Analog Inspired Quantum Computing

Quantum computing these days is sometimes even used as a synonym for solving intracable problems by combining various unconventional large scale computing methods. Technically, the term refers to computers that exploit the properties of quantum mechanics in order to massively speed up some sort of computations.

Quantum computers and classical analog computers share many properties: They are both non-algorithmic but programmed by composing circuits. They both rely on careful preparation of an initial state before “letting nature” evolve that state into a set of target states which represent the solution of the problem. Both paradigms exploit the 100% full parallelity and (non-digital, unclocked) continuity of a physical system. And they are both not beyond Turing computation and they both compete to solve mankind’s greatest intracable computational problems.

Despite some people argue that a quantum computer is also an analogy computer, technologically the biggest difference between the classical analog computer by anabrid and the prototypical quantum computer is that quantum computers can exploit entanglement, thus having access to a huge, sometimes called “exponential” parameter space. However, there is a whole branch of science about quantum inspired classical computing and it might be in fact that classical annealers can simulate entanglement by coupled nonlinear systems as well as quantum computers could do.

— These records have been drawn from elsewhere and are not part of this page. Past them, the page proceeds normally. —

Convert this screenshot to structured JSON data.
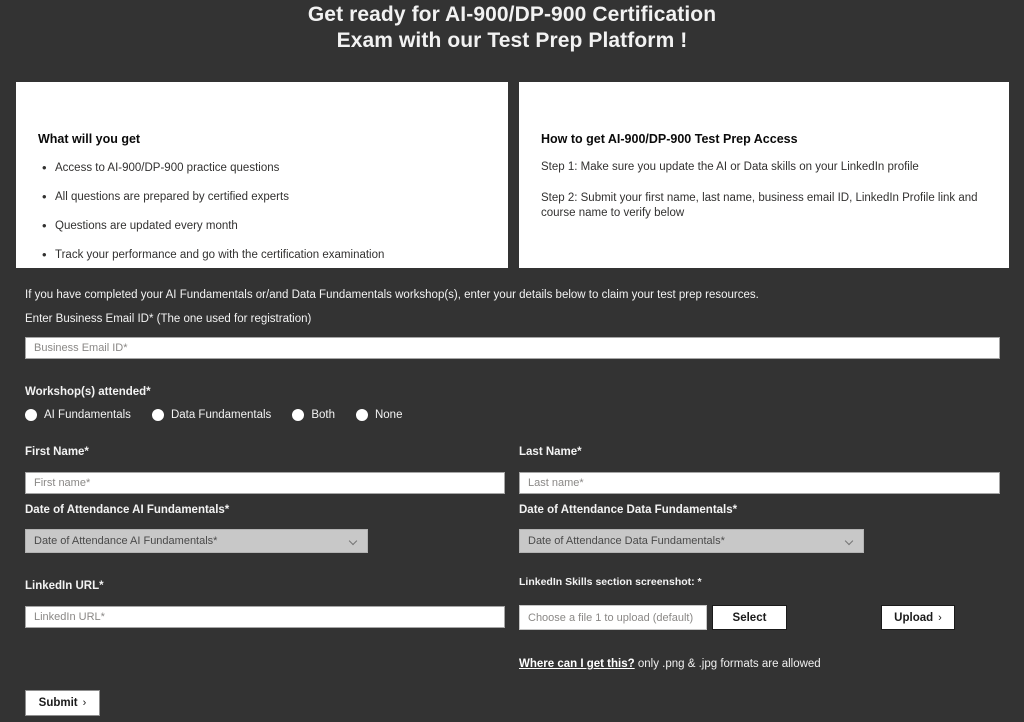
{
  "header": {
    "line1": "Get ready for AI-900/DP-900 Certification",
    "line2": "Exam with our Test Prep Platform !"
  },
  "cards": {
    "left": {
      "title": "What will you get",
      "bullets": [
        "Access to AI-900/DP-900 practice questions",
        "All questions are prepared by certified experts",
        "Questions are updated every month",
        "Track your performance and go with the certification examination"
      ]
    },
    "right": {
      "title": "How to get AI-900/DP-900 Test Prep Access",
      "steps": [
        "Step 1: Make sure you update the AI or Data skills on your LinkedIn profile",
        "Step 2: Submit your first name, last name, business email ID, LinkedIn Profile link and course name to verify below"
      ]
    }
  },
  "form": {
    "intro": "If you have completed your AI Fundamentals or/and Data Fundamentals workshop(s), enter your details below to claim your test prep resources.",
    "email": {
      "label": "Enter Business Email ID* (The one used for registration)",
      "placeholder": "Business Email ID*",
      "value": ""
    },
    "workshops": {
      "label": "Workshop(s) attended*",
      "options": [
        {
          "label": "AI Fundamentals",
          "selected": false
        },
        {
          "label": "Data Fundamentals",
          "selected": false
        },
        {
          "label": "Both",
          "selected": false
        },
        {
          "label": "None",
          "selected": false
        }
      ]
    },
    "first_name": {
      "label": "First Name*",
      "placeholder": "First name*",
      "value": ""
    },
    "last_name": {
      "label": "Last Name*",
      "placeholder": "Last name*",
      "value": ""
    },
    "date_ai": {
      "label": "Date of Attendance AI Fundamentals*",
      "selected": "Date of Attendance AI Fundamentals*"
    },
    "date_data": {
      "label": "Date of Attendance Data Fundamentals*",
      "selected": "Date of Attendance Data Fundamentals*"
    },
    "linkedin_url": {
      "label": "LinkedIn URL*",
      "placeholder": "LinkedIn URL*",
      "value": ""
    },
    "screenshot": {
      "label": "LinkedIn Skills section screenshot: *",
      "file_placeholder": "Choose a file 1 to upload (default)",
      "select_label": "Select",
      "upload_label": "Upload",
      "upload_chevron": "›"
    },
    "hint": {
      "link": "Where can I get this?",
      "text": " only .png & .jpg formats are allowed"
    },
    "submit": {
      "label": "Submit",
      "chevron": "›"
    }
  },
  "colors": {
    "background": "#333333",
    "card_bg": "#ffffff",
    "input_bg": "#ffffff",
    "select_bg": "#c8c8c8",
    "text_light": "#f3f3f3",
    "text_dark": "#1a1a1a",
    "placeholder": "#8a8886"
  }
}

One of the major drawbacks in quantum computing is its long time until practical use. Depending on the technology, fundamental material research is neccessary before progress can be made. When it comes to operations, many quantum computers require expensive cooling close to absolute zero. These laboratory conditions can probably only be provided in data center labs.

At anabrid, we embrace quantum computing as a technological ingredient in our roadmap. In the mean time, we build machines which can compete with contemporary quantum computers. The biggest undertaking in this direction is the REDAC product which was realized within the German national DLR Quantum Computing Call. This machine will hopefully demonstrate analog supremacy compared to digital systems and be able to simulate 10-20 qubits with perfect fidelity in 2025.